Journal of Clinical Oncology ◽

10.1200/jco.2019.37.15_suppl.e15798 ◽

2019 ◽

Vol 37 (15_suppl) ◽

pp. e15798-e15798

Author(s):

Suhaib Bajwa ◽

Thomas A Odeny ◽

Anwaar Saeed ◽

Anup Kasi

Keyword(s):

Pancreatic Cancer ◽

Dna Repair ◽

Cancer Patients ◽

Parp Inhibitor ◽

Survival Outcomes ◽

Dna Repair Genes ◽

Repair Deficiency ◽

Dna Repair Deficiency ◽

Baseline Characteristics ◽

Repair Genes

e15798 Background: Understanding survival outcomes of various pathogenic mutations helps guide treatment decision making for patients.

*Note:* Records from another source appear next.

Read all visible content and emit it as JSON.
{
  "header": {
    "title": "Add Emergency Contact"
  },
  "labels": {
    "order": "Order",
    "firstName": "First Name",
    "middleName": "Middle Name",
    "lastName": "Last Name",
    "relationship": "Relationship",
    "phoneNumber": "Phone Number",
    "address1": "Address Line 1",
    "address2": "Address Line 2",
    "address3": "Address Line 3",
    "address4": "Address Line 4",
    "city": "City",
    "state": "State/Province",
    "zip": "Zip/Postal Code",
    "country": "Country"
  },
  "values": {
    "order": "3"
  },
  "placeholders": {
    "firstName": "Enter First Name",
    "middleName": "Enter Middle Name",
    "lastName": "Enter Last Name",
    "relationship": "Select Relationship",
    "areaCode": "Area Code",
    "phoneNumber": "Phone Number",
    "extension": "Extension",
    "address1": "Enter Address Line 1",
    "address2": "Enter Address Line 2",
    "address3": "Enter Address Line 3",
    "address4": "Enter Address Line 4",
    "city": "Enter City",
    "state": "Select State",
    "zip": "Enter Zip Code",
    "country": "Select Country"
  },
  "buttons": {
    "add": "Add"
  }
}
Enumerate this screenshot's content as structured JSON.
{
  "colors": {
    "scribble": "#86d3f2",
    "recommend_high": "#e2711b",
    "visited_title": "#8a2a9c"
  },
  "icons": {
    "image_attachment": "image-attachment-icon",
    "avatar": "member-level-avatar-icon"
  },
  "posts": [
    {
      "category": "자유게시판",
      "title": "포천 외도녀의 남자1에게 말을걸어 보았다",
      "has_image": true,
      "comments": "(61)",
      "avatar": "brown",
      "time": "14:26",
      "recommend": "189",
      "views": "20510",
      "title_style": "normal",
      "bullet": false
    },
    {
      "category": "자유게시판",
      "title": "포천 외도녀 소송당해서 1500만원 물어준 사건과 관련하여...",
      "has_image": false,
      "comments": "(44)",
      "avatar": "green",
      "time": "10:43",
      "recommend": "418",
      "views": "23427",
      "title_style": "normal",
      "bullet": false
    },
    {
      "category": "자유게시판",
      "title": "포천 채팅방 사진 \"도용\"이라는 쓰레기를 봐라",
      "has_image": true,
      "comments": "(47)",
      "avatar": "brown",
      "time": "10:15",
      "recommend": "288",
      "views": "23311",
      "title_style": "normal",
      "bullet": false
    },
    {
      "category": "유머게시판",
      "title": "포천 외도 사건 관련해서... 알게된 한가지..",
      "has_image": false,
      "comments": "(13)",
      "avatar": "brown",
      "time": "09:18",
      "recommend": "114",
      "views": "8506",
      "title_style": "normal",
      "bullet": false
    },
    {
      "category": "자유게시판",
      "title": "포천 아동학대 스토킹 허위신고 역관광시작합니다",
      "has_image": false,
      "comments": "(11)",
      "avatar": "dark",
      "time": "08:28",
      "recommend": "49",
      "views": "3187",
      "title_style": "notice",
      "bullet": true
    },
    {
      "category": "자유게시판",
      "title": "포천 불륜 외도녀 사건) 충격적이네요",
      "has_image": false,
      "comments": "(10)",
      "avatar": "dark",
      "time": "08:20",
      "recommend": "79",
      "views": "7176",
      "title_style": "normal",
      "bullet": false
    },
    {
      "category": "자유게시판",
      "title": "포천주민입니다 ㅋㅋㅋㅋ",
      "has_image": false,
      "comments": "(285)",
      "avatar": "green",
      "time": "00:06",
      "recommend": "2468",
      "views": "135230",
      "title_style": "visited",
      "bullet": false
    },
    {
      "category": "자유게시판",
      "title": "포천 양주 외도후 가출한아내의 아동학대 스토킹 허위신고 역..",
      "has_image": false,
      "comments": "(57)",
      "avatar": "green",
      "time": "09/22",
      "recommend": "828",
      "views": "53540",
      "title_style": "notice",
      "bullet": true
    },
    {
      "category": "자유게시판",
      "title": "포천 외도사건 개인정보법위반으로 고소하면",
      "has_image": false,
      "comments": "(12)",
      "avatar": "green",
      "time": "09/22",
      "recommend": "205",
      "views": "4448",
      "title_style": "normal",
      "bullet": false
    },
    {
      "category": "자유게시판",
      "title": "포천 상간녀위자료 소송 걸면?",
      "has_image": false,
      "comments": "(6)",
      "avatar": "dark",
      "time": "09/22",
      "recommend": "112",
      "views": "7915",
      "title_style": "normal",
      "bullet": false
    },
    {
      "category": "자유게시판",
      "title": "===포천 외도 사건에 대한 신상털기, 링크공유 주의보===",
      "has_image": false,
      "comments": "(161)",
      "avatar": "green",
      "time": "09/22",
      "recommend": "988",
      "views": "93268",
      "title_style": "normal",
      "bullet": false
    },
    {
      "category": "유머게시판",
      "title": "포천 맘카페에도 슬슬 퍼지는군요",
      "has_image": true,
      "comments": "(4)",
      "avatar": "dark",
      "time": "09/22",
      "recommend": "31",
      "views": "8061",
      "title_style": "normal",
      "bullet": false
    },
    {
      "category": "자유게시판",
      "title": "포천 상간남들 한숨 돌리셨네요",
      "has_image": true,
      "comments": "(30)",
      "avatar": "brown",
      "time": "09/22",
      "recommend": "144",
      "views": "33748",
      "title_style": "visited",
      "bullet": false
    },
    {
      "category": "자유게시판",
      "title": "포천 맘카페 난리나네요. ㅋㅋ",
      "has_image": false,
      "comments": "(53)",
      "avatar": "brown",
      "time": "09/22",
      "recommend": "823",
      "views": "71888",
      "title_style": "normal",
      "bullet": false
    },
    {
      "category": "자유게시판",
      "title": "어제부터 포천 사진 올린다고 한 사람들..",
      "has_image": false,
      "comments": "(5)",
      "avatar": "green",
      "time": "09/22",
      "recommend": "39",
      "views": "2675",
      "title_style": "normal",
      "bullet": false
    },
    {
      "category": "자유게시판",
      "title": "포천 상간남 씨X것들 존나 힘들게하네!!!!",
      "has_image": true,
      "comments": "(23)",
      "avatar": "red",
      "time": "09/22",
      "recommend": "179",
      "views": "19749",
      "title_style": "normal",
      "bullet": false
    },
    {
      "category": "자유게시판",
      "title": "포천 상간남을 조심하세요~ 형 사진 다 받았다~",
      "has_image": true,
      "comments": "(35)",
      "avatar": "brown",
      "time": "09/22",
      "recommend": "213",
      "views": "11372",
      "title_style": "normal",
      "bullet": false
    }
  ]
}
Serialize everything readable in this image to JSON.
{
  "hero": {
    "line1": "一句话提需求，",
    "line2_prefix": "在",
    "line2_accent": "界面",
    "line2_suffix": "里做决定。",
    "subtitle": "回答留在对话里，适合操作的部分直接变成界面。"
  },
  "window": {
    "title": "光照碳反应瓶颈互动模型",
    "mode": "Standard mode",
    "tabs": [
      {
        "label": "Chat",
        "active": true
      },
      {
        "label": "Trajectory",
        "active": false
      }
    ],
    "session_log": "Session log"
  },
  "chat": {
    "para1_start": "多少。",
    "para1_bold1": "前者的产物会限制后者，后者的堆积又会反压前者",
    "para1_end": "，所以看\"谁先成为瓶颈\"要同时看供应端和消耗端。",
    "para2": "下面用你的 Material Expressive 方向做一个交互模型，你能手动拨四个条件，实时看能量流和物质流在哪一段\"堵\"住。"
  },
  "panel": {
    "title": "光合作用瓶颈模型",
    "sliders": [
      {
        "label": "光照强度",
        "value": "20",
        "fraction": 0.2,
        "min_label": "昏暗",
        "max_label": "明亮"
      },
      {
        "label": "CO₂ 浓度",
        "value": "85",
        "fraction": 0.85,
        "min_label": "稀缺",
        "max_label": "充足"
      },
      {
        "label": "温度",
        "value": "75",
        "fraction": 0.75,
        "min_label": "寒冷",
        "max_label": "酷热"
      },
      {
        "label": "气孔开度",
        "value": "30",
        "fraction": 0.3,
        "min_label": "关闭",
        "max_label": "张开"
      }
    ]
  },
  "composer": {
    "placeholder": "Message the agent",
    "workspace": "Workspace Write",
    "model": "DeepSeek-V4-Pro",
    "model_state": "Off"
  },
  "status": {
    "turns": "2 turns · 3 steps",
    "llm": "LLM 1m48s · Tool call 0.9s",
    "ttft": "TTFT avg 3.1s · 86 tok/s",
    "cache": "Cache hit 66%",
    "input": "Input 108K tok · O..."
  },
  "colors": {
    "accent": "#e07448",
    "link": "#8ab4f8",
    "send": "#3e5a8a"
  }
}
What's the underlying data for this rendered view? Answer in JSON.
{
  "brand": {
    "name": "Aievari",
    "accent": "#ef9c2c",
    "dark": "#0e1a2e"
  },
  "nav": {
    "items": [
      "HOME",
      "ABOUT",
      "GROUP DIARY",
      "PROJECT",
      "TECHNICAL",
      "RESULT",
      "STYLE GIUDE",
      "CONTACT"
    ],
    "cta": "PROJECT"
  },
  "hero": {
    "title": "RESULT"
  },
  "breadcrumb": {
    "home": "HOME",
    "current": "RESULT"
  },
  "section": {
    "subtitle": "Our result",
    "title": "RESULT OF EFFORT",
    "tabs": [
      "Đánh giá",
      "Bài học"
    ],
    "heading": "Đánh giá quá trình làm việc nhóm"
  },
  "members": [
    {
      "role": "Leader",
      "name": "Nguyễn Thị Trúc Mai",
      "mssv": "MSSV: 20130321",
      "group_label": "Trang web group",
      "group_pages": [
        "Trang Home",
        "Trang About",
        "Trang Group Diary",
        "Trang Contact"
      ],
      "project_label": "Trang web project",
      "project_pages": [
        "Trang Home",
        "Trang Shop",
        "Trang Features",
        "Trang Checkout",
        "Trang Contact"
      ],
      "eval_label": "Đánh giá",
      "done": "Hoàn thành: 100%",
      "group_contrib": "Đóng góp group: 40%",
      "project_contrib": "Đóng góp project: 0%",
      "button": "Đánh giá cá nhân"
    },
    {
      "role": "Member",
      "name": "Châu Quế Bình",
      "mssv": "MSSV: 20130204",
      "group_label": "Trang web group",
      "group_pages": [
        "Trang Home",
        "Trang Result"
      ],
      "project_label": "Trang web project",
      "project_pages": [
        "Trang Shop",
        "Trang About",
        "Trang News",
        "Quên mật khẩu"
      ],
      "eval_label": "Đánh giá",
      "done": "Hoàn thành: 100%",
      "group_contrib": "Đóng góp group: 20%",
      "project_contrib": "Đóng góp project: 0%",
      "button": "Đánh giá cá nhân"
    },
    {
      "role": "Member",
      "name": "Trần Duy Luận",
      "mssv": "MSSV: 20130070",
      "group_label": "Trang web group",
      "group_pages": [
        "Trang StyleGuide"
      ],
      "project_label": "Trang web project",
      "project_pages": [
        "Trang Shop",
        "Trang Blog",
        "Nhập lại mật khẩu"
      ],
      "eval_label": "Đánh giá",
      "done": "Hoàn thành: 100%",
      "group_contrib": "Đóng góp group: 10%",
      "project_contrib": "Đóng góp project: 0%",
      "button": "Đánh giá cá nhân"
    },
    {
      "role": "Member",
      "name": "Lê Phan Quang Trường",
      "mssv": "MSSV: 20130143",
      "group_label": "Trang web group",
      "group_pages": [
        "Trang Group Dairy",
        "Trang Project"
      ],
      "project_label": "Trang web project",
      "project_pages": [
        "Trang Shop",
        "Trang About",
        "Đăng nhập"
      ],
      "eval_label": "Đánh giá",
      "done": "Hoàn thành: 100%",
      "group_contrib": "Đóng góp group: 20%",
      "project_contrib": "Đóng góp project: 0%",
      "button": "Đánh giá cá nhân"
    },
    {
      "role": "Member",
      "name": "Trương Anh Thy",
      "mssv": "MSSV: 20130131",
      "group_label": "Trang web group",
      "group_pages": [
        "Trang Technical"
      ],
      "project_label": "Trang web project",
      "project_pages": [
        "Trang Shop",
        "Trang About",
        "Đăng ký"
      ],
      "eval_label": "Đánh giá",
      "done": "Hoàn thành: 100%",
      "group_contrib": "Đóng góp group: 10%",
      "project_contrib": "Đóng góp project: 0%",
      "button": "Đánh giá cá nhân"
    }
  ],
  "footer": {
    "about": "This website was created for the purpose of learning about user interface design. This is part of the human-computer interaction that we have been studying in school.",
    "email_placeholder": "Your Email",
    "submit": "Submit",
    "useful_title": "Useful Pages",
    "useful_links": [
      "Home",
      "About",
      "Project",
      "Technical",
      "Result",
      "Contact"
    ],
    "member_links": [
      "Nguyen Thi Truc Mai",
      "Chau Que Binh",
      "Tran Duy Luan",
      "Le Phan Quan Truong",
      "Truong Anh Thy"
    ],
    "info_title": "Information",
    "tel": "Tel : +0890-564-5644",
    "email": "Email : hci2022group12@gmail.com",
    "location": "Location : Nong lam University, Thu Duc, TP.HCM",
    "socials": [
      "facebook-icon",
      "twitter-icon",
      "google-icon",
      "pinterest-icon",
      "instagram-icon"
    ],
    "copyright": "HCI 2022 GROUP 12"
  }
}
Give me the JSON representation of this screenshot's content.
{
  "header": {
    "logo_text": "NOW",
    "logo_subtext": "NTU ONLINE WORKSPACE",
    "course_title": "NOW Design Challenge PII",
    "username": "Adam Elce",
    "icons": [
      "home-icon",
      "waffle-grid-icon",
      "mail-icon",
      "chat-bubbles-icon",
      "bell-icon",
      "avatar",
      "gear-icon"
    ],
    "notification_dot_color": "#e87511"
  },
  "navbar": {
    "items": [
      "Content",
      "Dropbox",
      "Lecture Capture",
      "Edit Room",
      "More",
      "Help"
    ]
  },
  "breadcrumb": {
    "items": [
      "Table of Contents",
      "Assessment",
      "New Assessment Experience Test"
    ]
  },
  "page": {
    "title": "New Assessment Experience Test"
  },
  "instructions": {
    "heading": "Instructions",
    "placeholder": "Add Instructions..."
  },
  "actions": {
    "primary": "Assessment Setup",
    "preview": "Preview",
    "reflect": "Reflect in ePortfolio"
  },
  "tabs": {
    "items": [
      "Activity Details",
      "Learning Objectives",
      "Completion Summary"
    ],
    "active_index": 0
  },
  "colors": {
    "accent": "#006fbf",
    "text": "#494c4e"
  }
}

Classic pancreatic cancer mutations such as KRAS and TP53 have well documented survival outcomes while other mutations leading to DNA repair deficiency do not have well understood survival outcomes. Methods: We retrospectively evaluated survival outcomes of 70 pancreatic cancer patients who had their cancers genetically profiled by NGS methods. Patients with DNA repair deficiency harbored mutations in genes such as BRCA1 (1 Pts), BRCA2 (8 Pts), ATM (5 Pts), NBN (1 Pt), and BRIP1 (1 Pt). We compared baseline characteristics, tumor stage and clinical outcomes between patients with DNA repair deficiency versus DNA repair proficient cancer patients. Comparative survival analysis between the two groups was performed using Kaplan-Meir methods. Results: Baseline characteristics for all patients are recorded in (Table). Median OS is 24 months for DNA repair proficient group and 20 months for DNA repair deficient group. A comparison of Kaplan-Meir survival curves between the two groups yielded a p-value of 0.72. This is most likely due to sample size and different chemotherapy regimens which make it hard to retrospectively compare patient groups. Conclusions: Patients with mutated DNA repair genes did not have significantly worse survival. We are designing a clinical trial utilizing a PARP inhibitor, for these patients in order to better control for all factors in order to better ascertain any survival differences between the two groups. PARP inhibitor will create multiple single strand breaks which cancer cells deficient in DNA repair genes cannot repair and thus trigger cancer cell death[Table: see text]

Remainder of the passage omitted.